Why Epsilon Healthcare Ltd Could Be The Next Big Thing?
Epsilon healthcare(EPN) is a global pharmaceuticals company that was recently known as the THC Global group. The change in name is in line with the change in the vision and brand of the company. The focus of the THC Global group has changed from providing health care, to innovating in the health care market through the use of technology and focusing on the young medicinal cannabis sector. This rebranding does not mean that the company is going to stop its previous operations. In a statement, the company made it clear that the earlier operations will continue like they used to but from now onwards the company is going to focus more on the medicinal cannabis sector in Australia and Canada.
The rebranded Epsilon health care is a global pharmaceuticals company that operates in a diversified manner. EPN has invested in a number of cannabis based assets and intends to carry out research and development of new products.
As stated above, EPN is a diversified healthcare provider. EPN has currently got investments into the following products and projects.
- GMP Pharma Manufacturing: Largest cannabis manufacturing facility in the Southern hemisphere.
- Medimar platform: A complete end to end eCommerce platform to allow access to medicinal cannabis in Australia. Medimar is also a marketplace for nutraceuticals and wellness products.
- Cannabis medicine development: Australian TGA and EU GMP bio floral extraction facility, which is operational and developing into various medicinal products.
- Turnkey cultivation solutions: Through a Canada based hydroponic equipment wholesaler, EPN providers turnkey based cultivation solutions in Vancouver.
- Healthcare clinics: EPN has got healthcare clinics with a focus on Australian cannabis-based medicine.
- Licensed cannabis retailer in Canada.
THC now EPS has a positive revenue trend in 2020. The revenue grew from almost AUD 5 million in 2019 to over AUD 6 million in 2020. However the company continued to sustain a net loss. The company has been running a net loss consistently since 2017. The figure for net loss is around AUD 12 million, which is almost twice that of the revenue.
The increase in net loss in the last few years has been mainly because of the operational expenses, which include research and development expenditures for the new cannabis based products. If you have been reading our blog, you will know that the medicinal cannabis sector in Australia is in its infancy and almost every company has got a similar set of financials.

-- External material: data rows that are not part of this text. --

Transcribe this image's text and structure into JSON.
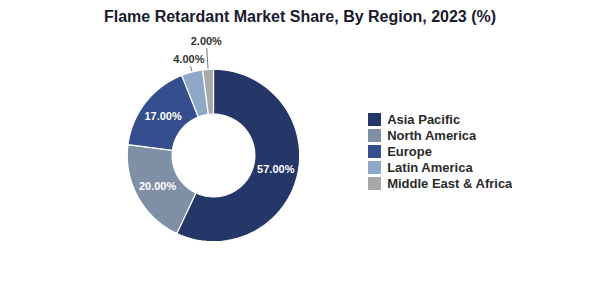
{
  "chart_data": {
    "type": "pie",
    "title": "Flame Retardant Market Share, By Region, 2023 (%)",
    "categories": [
      "Asia Pacific",
      "North America",
      "Europe",
      "Latin America",
      "Middle East & Africa"
    ],
    "values": [
      57.0,
      20.0,
      17.0,
      4.0,
      2.0
    ],
    "value_labels": [
      "57.00%",
      "20.00%",
      "17.00%",
      "4.00%",
      "2.00%"
    ],
    "colors": [
      "#253668",
      "#7f8fa6",
      "#354f8e",
      "#8fa8c8",
      "#a8a8a8"
    ],
    "data_labels": true,
    "legend": "right"
  }
}
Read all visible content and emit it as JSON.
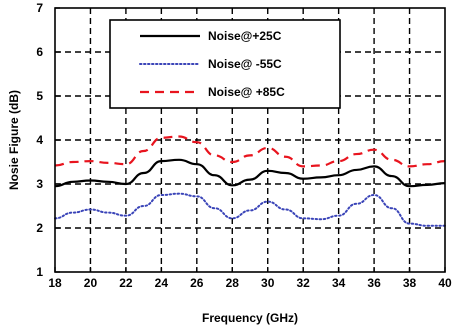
{
  "chart_data": {
    "type": "line",
    "title": "",
    "xlabel": "Frequency (GHz)",
    "ylabel": "Nosie Figure (dB)",
    "xlim": [
      18,
      40
    ],
    "ylim": [
      1,
      7
    ],
    "grid": true,
    "legend_position": "top-center",
    "x_ticks": [
      "18",
      "20",
      "22",
      "24",
      "26",
      "28",
      "30",
      "32",
      "34",
      "36",
      "38",
      "40"
    ],
    "y_ticks": [
      "1",
      "2",
      "3",
      "4",
      "5",
      "6",
      "7"
    ],
    "series": [
      {
        "name": "Noise@+25C",
        "color": "#000000",
        "style": "solid",
        "x": [
          18,
          19,
          20,
          21,
          22,
          23,
          24,
          25,
          26,
          27,
          28,
          29,
          30,
          31,
          32,
          33,
          34,
          35,
          36,
          37,
          38,
          39,
          40
        ],
        "y": [
          2.95,
          3.05,
          3.08,
          3.05,
          3.0,
          3.25,
          3.52,
          3.55,
          3.45,
          3.2,
          2.97,
          3.1,
          3.3,
          3.25,
          3.12,
          3.15,
          3.2,
          3.32,
          3.4,
          3.18,
          2.95,
          2.98,
          3.02
        ]
      },
      {
        "name": "Noise@ -55C",
        "color": "#3a44b8",
        "style": "dotted",
        "x": [
          18,
          19,
          20,
          21,
          22,
          23,
          24,
          25,
          26,
          27,
          28,
          29,
          30,
          31,
          32,
          33,
          34,
          35,
          36,
          37,
          38,
          39,
          40
        ],
        "y": [
          2.22,
          2.35,
          2.42,
          2.35,
          2.28,
          2.5,
          2.75,
          2.78,
          2.72,
          2.45,
          2.22,
          2.4,
          2.6,
          2.42,
          2.22,
          2.2,
          2.28,
          2.55,
          2.75,
          2.45,
          2.1,
          2.05,
          2.05
        ]
      },
      {
        "name": "Noise@ +85C",
        "color": "#e8141e",
        "style": "dashed",
        "x": [
          18,
          19,
          20,
          21,
          22,
          23,
          24,
          25,
          26,
          27,
          28,
          29,
          30,
          31,
          32,
          33,
          34,
          35,
          36,
          37,
          38,
          39,
          40
        ],
        "y": [
          3.42,
          3.5,
          3.52,
          3.48,
          3.45,
          3.75,
          4.05,
          4.08,
          3.95,
          3.65,
          3.5,
          3.65,
          3.82,
          3.62,
          3.4,
          3.42,
          3.52,
          3.68,
          3.78,
          3.55,
          3.4,
          3.45,
          3.52
        ]
      }
    ]
  }
}
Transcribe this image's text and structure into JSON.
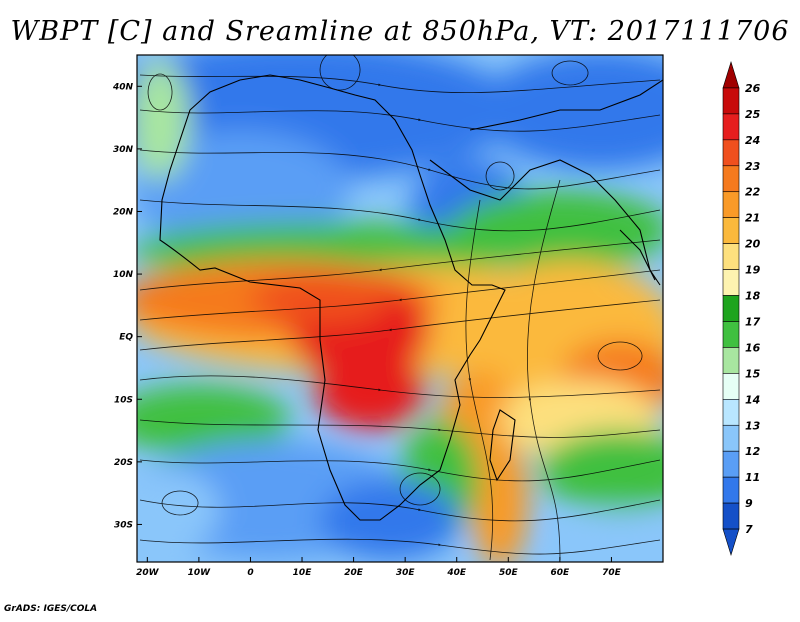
{
  "title": "WBPT [C] and Sreamline at 850hPa, VT: 2017111706",
  "footer": "GrADS: IGES/COLA",
  "map": {
    "lat_labels": [
      "40N",
      "30N",
      "20N",
      "10N",
      "EQ",
      "10S",
      "20S",
      "30S"
    ],
    "lat_values": [
      40,
      30,
      20,
      10,
      0,
      -10,
      -20,
      -30
    ],
    "lon_labels": [
      "20W",
      "10W",
      "0",
      "10E",
      "20E",
      "30E",
      "40E",
      "50E",
      "60E",
      "70E"
    ],
    "lon_values": [
      -20,
      -10,
      0,
      10,
      20,
      30,
      40,
      50,
      60,
      70
    ],
    "lat_range": [
      -36,
      45
    ],
    "lon_range": [
      -22,
      80
    ]
  },
  "colorbar": {
    "labels": [
      "26",
      "25",
      "24",
      "23",
      "22",
      "21",
      "20",
      "19",
      "18",
      "17",
      "16",
      "15",
      "14",
      "13",
      "12",
      "11",
      "9",
      "7"
    ],
    "colors": [
      "#a00000",
      "#c80a0a",
      "#e61e1e",
      "#f0501e",
      "#f57a1e",
      "#f99a28",
      "#fbb93c",
      "#fde07e",
      "#fdf3b0",
      "#1ea41e",
      "#40c040",
      "#a8e6a0",
      "#e6fff5",
      "#b9e6ff",
      "#8ac6fa",
      "#5a9ef5",
      "#3278eb",
      "#1450c8",
      "#1450c8"
    ]
  }
}
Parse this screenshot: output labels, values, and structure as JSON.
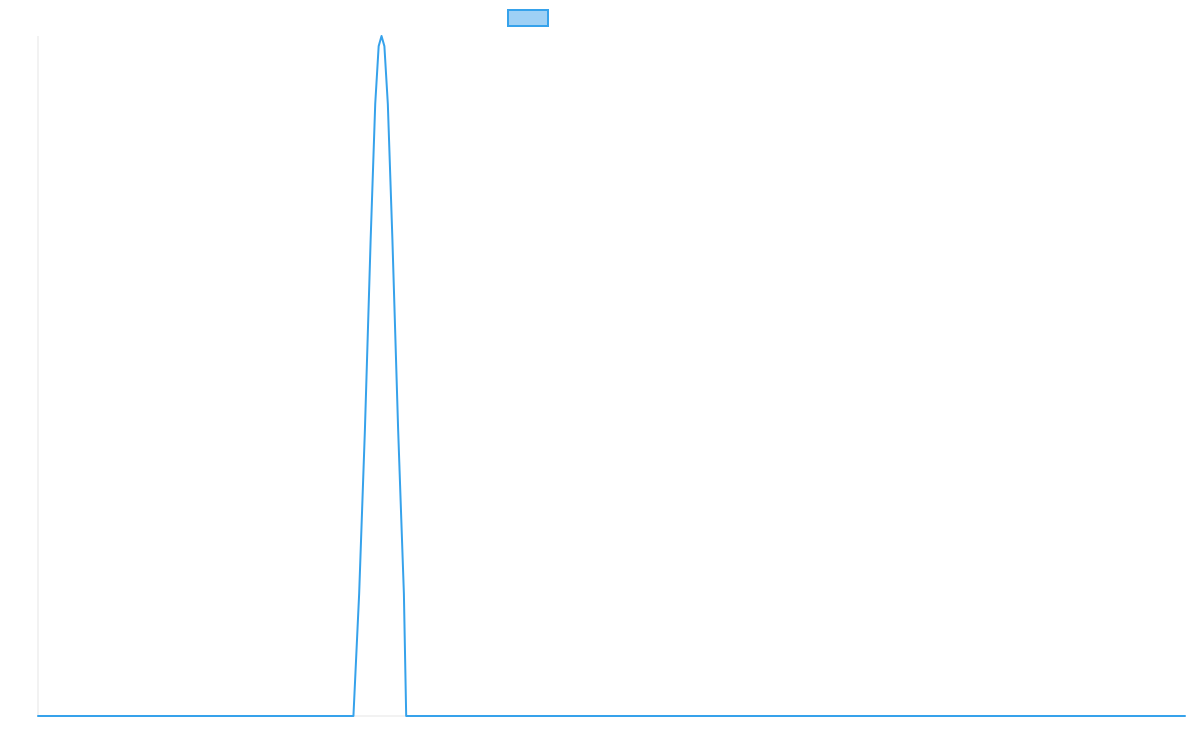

This sector is so young that it is in its research and development phase. Companies therefore can forget about churning profits at this point because this is the time to invest into products. The time for profit churning is going to come at least 4 to 5 years down the line, when the industry has got enough products to create steady demand that can help the companies recover the investment.
In spite of the net loss the profit margin of the company has increased. On the other hand the cash flow position is showing a good trend. Detailed analysis of the cash flow position of the company shows that
- Operational cash flow declined, which shows that the company spent more money on its operations and generated less.
- The investing cash flow also showed an outflow of almost AUD 1.7 million. This outflow consisted of cash spent on purchase of assets and capital expenditures. This shows that the business is spending its cash on assets that will in future generate potential returns. .
- The cash flow from financing activities was around AUD 16 million. This means that during the year, the company raised finance either through stock issue or debt.
- The net free cash flow for the year was negative AUD 10.68 million. If we look at the trend then on a year on year basis, the net cash flow situation has worsened.
If we look at the balance sheet we can see that the liabilities stand at AUD 10.55 million and the total assets of the company stand at almost AUD 36 million. This means that although the company raised a lot of money through financing in the last year, most of it was not through debt instruments. Furthermore the assets to debt ratio is also quite low and stable.
If we take an overview of the whole situation we can see that while the revenue situation is positive, there is a net loss. Further inspection of the financial situation reveals that the net cash flow is extremely negative but the majority of the cash is being spent on research, development, capital items and asset purchase.
There is however a point of concern. Last year the independent auditor K.S. Black & Co issued a qualified opinion for the company. In the audit report, the auditor stated that it could not verify the sales forecast for cannabis based oils that the company is selling. The auditor stated that it could not understand the financial forecasting model used by the company.
For investors, EPN is not a great investment at the moment because like other companies in the medicinal cannabis sector, it is investing heavily in to R&D but the return for investors is not there. The company is also burning through its cash reserves fast, which is going to create a need for more financing either through debt or share issue. Furthermore, there is no news of any breakthrough coming from their R&D, which means that the share price is expected to remain constant.